The Spoils was staged in a 191-seat proscenium called The Griffin, and it looked like each of those seats was filled. That means, on the best night, there are still likely more people on an average Boeing 737 than in that space. In other words, I was part of a relatively intimate crowd.

However, the reactions I noticed within that crowd seemed to echo beyond its seat count. First, a bit of context:  Eisenberg’s play is about a guy, Ben (played by Eisenberg), who is, by all accounts, a scumbag. He spouts racist jokes at his Nepalese roommate, sexist comments toward said roommate’s girlfriend, objectifies women, sexually assaults women (in the play!), mooches off of his rich dad, lies at every turn – the list goes on and on. Ben’s personality is clear from minute one, and changes not one iota by minute 150.

During that plateau of misogynist/sexist/racist behavior, we are treated to Ben telling us about a dream he had about his middle school crush (Sarah), who is now back in his life as the fiancée of a former friend (Ted). In the dream, Ben says that Sarah stood above his face and defecated on him (The play’s language is much more, well, tailored to Ben’s character – I’ll let you use your imagination).

When Ben tells this to Sarah, he also attempts to forcibly kiss her, insisting that there’s something sweet and loving about his dream.

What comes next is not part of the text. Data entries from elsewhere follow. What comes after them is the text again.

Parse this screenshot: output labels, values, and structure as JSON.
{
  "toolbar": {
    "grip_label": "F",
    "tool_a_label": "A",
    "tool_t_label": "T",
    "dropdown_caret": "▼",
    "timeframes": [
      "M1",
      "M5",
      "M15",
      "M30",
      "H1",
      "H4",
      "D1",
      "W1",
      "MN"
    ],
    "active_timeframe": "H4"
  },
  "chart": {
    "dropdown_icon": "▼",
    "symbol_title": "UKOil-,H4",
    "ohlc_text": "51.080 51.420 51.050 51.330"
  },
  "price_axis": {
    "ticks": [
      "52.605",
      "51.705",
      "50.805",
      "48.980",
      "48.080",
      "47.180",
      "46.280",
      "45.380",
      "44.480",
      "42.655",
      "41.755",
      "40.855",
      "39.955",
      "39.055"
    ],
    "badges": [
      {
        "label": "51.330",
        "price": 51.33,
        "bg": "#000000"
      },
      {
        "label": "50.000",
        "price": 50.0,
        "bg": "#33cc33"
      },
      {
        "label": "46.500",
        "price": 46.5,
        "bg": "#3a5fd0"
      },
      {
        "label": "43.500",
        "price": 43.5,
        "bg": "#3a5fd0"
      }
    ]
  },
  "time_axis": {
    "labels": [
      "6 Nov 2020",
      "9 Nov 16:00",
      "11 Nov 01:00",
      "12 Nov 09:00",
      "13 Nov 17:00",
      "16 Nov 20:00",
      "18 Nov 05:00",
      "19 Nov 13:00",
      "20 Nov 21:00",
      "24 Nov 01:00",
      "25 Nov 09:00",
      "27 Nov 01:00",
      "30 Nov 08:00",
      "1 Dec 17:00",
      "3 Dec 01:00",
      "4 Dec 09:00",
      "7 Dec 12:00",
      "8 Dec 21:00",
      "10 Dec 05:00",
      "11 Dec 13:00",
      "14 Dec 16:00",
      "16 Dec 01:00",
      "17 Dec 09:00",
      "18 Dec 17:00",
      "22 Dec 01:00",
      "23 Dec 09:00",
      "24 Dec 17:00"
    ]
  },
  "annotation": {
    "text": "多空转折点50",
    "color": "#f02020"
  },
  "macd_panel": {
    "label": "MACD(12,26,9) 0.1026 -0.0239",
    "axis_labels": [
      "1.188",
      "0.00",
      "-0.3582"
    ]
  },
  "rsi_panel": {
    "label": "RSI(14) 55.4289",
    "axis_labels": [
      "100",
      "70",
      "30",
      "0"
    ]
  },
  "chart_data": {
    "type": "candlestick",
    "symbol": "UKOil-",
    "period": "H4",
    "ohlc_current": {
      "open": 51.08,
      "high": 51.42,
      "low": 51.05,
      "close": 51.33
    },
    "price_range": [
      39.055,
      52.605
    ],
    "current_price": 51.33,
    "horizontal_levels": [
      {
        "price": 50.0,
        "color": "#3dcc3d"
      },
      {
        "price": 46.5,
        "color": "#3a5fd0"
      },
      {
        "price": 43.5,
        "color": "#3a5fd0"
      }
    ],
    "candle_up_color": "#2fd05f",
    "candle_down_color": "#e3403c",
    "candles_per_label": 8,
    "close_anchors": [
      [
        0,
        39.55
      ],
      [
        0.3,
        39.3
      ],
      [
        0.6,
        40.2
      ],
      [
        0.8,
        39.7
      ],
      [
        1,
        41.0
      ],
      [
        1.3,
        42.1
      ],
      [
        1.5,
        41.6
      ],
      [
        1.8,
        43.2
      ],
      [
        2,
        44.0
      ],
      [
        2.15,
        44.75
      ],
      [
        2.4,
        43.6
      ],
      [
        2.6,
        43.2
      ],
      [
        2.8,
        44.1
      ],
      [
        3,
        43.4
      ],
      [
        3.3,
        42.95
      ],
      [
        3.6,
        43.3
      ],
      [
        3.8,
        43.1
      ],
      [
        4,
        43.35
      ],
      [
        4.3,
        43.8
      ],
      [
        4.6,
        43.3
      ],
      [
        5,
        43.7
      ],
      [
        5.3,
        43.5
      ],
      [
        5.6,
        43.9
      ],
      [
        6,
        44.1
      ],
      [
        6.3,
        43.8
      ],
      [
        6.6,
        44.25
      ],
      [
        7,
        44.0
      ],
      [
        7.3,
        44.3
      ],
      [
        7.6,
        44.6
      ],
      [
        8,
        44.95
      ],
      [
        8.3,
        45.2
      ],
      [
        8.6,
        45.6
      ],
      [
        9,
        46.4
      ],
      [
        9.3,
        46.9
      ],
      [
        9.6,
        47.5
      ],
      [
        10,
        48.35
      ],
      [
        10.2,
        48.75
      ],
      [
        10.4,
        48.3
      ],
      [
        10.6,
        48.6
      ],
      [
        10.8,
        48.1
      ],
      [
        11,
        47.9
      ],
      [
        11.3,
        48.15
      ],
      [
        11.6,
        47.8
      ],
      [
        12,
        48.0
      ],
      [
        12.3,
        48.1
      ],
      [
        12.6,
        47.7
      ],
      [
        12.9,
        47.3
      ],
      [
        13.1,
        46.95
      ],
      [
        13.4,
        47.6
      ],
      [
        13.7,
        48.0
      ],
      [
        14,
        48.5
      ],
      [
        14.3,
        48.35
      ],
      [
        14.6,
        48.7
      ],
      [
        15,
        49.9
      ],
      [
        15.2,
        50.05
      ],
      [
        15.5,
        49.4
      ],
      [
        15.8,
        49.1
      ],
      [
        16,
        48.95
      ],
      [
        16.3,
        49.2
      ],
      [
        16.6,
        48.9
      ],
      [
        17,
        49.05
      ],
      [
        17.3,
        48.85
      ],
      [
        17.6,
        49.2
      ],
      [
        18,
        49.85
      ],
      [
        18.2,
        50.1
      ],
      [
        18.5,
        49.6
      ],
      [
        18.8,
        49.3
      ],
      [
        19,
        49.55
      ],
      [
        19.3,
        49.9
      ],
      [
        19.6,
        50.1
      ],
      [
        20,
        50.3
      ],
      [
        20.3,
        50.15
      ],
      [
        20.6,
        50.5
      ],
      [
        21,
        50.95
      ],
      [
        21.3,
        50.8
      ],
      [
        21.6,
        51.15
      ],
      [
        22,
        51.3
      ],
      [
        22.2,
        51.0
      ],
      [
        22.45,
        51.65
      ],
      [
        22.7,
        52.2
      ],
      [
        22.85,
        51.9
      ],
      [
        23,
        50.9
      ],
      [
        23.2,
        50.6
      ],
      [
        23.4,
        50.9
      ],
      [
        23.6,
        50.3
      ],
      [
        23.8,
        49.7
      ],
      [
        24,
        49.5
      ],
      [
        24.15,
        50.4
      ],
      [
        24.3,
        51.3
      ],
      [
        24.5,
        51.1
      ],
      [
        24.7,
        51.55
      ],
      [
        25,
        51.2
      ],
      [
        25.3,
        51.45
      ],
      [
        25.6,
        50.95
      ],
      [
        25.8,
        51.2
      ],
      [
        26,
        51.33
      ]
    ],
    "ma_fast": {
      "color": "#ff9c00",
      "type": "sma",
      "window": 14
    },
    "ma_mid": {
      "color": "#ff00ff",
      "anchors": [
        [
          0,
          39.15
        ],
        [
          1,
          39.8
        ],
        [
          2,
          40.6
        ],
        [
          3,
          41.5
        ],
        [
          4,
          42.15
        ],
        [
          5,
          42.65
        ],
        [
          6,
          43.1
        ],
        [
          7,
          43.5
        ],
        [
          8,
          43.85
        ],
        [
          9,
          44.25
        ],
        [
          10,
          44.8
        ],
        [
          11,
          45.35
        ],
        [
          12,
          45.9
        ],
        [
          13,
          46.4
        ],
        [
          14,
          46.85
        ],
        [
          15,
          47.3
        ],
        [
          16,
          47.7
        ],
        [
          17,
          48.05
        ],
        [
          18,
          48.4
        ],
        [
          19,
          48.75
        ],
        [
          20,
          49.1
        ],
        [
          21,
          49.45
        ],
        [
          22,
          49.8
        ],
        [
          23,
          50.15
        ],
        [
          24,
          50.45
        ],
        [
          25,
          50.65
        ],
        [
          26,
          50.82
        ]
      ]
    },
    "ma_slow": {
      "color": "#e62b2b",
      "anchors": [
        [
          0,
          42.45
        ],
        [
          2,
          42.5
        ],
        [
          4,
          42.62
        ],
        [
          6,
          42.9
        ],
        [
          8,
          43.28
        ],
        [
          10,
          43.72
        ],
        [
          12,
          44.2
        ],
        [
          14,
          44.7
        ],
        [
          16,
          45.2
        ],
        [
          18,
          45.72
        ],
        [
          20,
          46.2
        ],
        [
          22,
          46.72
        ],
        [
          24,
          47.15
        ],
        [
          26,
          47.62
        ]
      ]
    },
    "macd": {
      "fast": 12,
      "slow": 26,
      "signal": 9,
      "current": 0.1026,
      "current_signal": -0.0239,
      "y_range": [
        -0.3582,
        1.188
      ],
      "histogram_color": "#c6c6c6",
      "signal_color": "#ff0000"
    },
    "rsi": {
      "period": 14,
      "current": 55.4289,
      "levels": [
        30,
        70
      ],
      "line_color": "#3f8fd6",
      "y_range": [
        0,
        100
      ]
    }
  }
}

Sarah fends off this attack, and tells Ben that it is selfish of him to think that simply trying to woo a woman (albeit oddly) makes a man entitled to her body. This was the one breath of fresh air in the play. “Finally,” I thought, “an attempt to take down one of the caveats of Men’s Rights Activists!”

But no. At the end of the play, in its final scene (after Ben sexually assaults his roommate’s girlfriend), Sarah comes back and reminds Ben of an incident in middle school: a female student had just arrived from the Ukraine. All of the other kids thought she was “radioactive” due to Chernobyl.

One day, the some of the other students tried to “quarantine” her under the jungle gym at recess. Ben, according to Sarah, took off his clothes and tackled this Ukrainian student, and pretended to “hump her.” After that, the other students saw that, since nothing happened to Ben, this foreign student must not be a biohazard. “You saved her,” says Sarah. “You saved her.”

Ben saved her via his sexual assault. And so, hey, if he sexually assaults you, too, he’s all right. He’s just trying to save you! You just don’t understand his way of showing his kindness. It’s your fault, you stupid victim, you. Seriously. Look at him, with his Jesse Eisenberg-ness. That’s not a sex crime; that’s practically a Valentine.

And that’s the taste the last scene of this play leaves in your mouth. But you want to know the worst part? About 95% of the sexist, racist, and misogynist jokes Ben made in the play received overwhelming laughs from the audience – including seemingly everyone but me and my friend. Even after the sexual assault! Jokes about Nepalese poverty? Riotous! Dreams about the objectification of a woman via a defecation fantasy? People in stiches! Ben’s creepy preparation to “win” his childhood crush?  Tears of laughter. All of a sudden, the small theatre space became a whole lot smaller.

I’ve noticed this a few times in New York City theatre: an audience will laugh at even the ugliest of “jokes” if a famous person says them. Each chuckle produced that night at The Spoils came with the subtext of “Oh, can you believe Jesse Eisenberg said that?”  This one of the ways that celebrity influences culture, especially in small groups.

After the play, I thought about Jeremy Renner. I thought about Sean Connery. I thought about Mel Gibson. I thought about the string of male celebrities who have made sexist/misogynist/racist comments that have been either laughed off or dismissed as “not that big of a deal.”  Does our tendency to be star-struck mean we can so easily put our feminism – and perhaps our humanitarianism – on the back-burner?

Well, roughly 180 people seemed to answer “yes.” That night.